Neglected Bernstein

Leonard Bernstein (1918-1990), the world-famous conductor, composer, pianist, lecturer, larger-than-life personality;  how could I refer to him as neglected?  It seems that Bernstein’s handprints are everywhere in the world of music.  I do, however, believe some of his work is neglected.  Okay, somewhat neglected.  I might trade valuable appendages to be as “neglected” as the symphonies of Leonard Bernstein.  But compared to the audience there is for West Side Story, On The Town, or Fancy Free, his symphonies have a small following.

Lenny
Leonard Bernstein

In May, I wrote a post about Bernstein’s music for Candide which can be read at “Time to Make Our Garden Grow”.  Almost all of Lenny’s compositions have a literary connection. His three symphonies all have programmatic elements.  In fact, all three deal with crisis of faith, man’s faith in God, in himself, and a painful renewal of that faith.  The first symphony, Jeremiah, takes its cue from the story of the biblical prophet.  The second, The Age of Anxiety, uses the W.H. Auden poem as its literary inspiration.  The third symphony is a “Kaddish”, a Hebrew hymn of praise to God most closely associated with memorials for the dead.  Not quite as flashy as the Sharks and Jets dancing about, but all are very moving pieces. The work most familiar to me is his Symphony No 1, Jeremiah.
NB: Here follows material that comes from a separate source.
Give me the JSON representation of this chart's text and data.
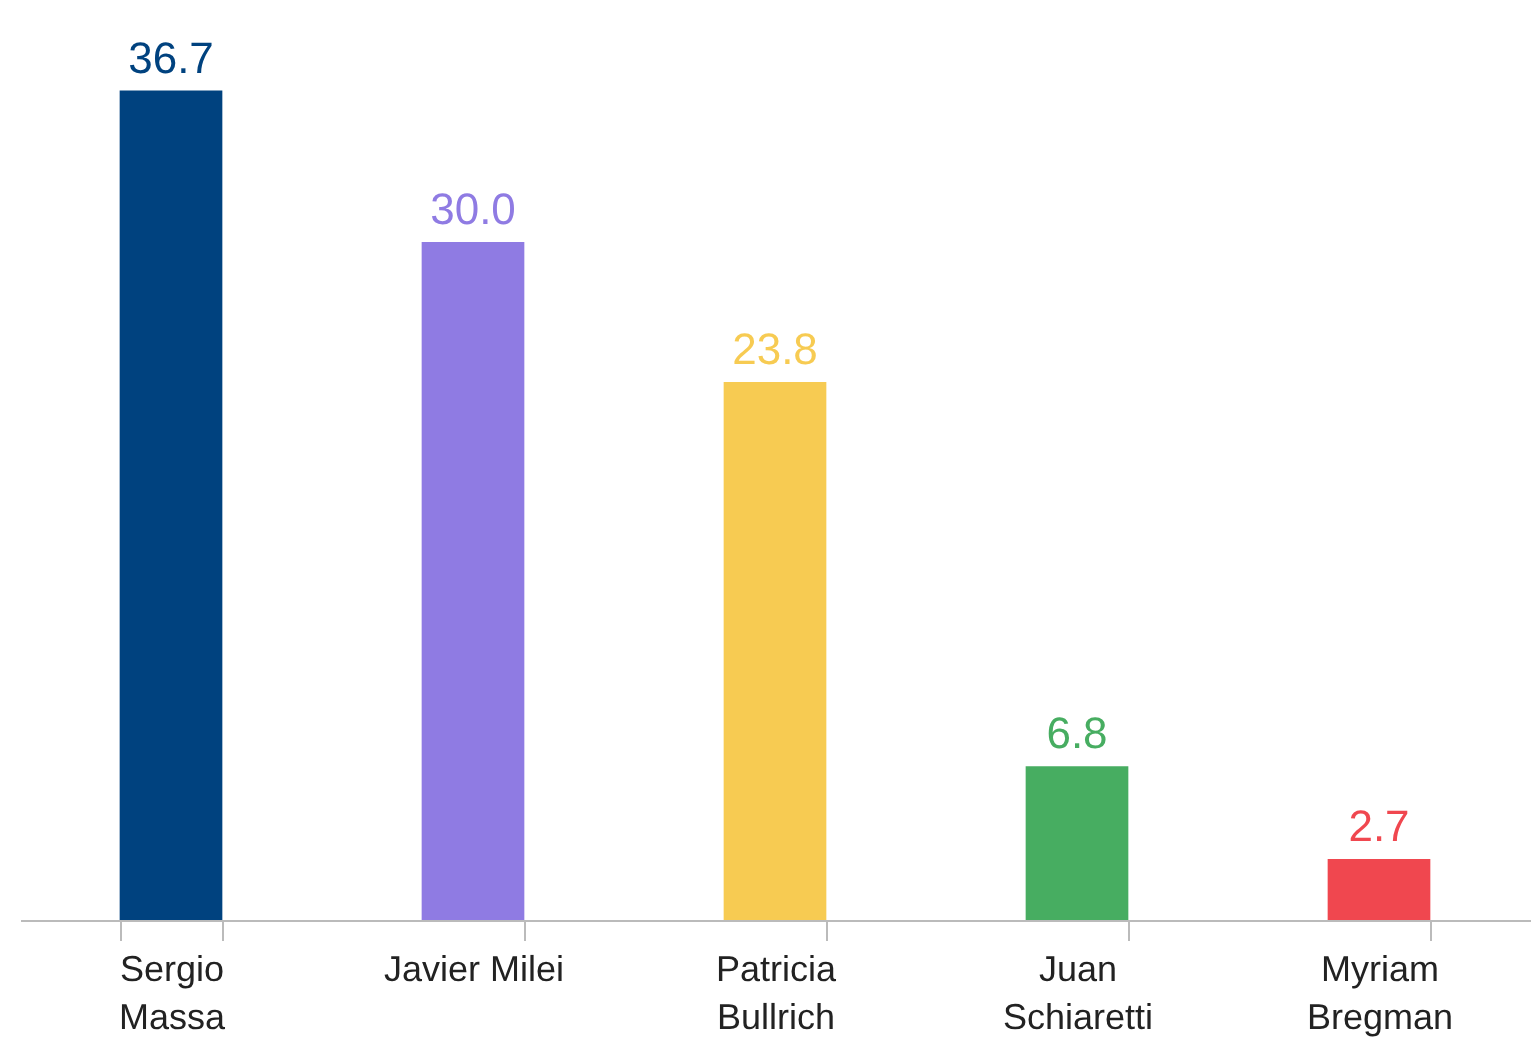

Jeremiah was premiered on January 28, 1944 with Bernstein himself conducting the Pittsburgh Symphony Orchestra. This was a mere three months after Bernstein’s legendary conducting debut with the New York Philharmonic, substituting for an ill Bruno Walter on November 14, 1943.  (Lenny was already on quite a roll.)  This symphony has only three movements, with the mezzo-soprano soloist being featured in the last.

Leonard Bernstein wrote the following about the symphony, quoted from the New York Philharmonic Program Notes, 29 March 1944:

In the summer of 1939 I made a sketch or a Lamentation for soprano and orchestra.  This sketch lay forgotten for two years, until in the spring of 1942 I began a first movement of a symphony.  I then realized that this new movement, and the Scherzo that I planned to follow it, made logical concomitants with the Lamentation.  Thus the Symphony came into being, with the Lamentation greatly changed, and the soprano supplanted by a mezzo-soprano.  The work was finished on 31 December 1942, and is dedicated to my father.

The symphony does not make use to any great extent of actual Hebrew thematic material… As for programmatic meanings, the intention is again not one of literalness, but of emotional quality. Thus the first movement (Prophecy) aims only to parallel in feeling the intensity of the prophet’s pleas with his people; and the Scherzo (Profanation) to give a general sense of the destruction and chaos brought on by the pagan corruption within the priesthood and the people.  The third movement (Lamentation), being a setting of poetic text, is naturally a more literary conception.  It is the cry of Jeremiah, as he mourns his beloved Jerusalem, ruined, pillaged and dishonored after his desperate efforts to save it.  The text is from the book of Lamentations.  

Here is the complete work.  The painting in the video is “The Prophet Jeremiah Mourning the Destruction” by Rembrandt.  I think that was painted in 1630, but don’t quote me on that.  Art History was not my best subject in school.

Leonard Bernstein, Symphony No. 1 “Jeremiah

The finale offers only consolation, not a solution to man’s crisis of faith.  We have to wait until the “Kaddish” to find some sort of renewal of faith in Bernstein’s symphonic output.  I hope Lenny found some peace for himself before he left this world.  His career surely gave a lot of joy to audiences everywhere.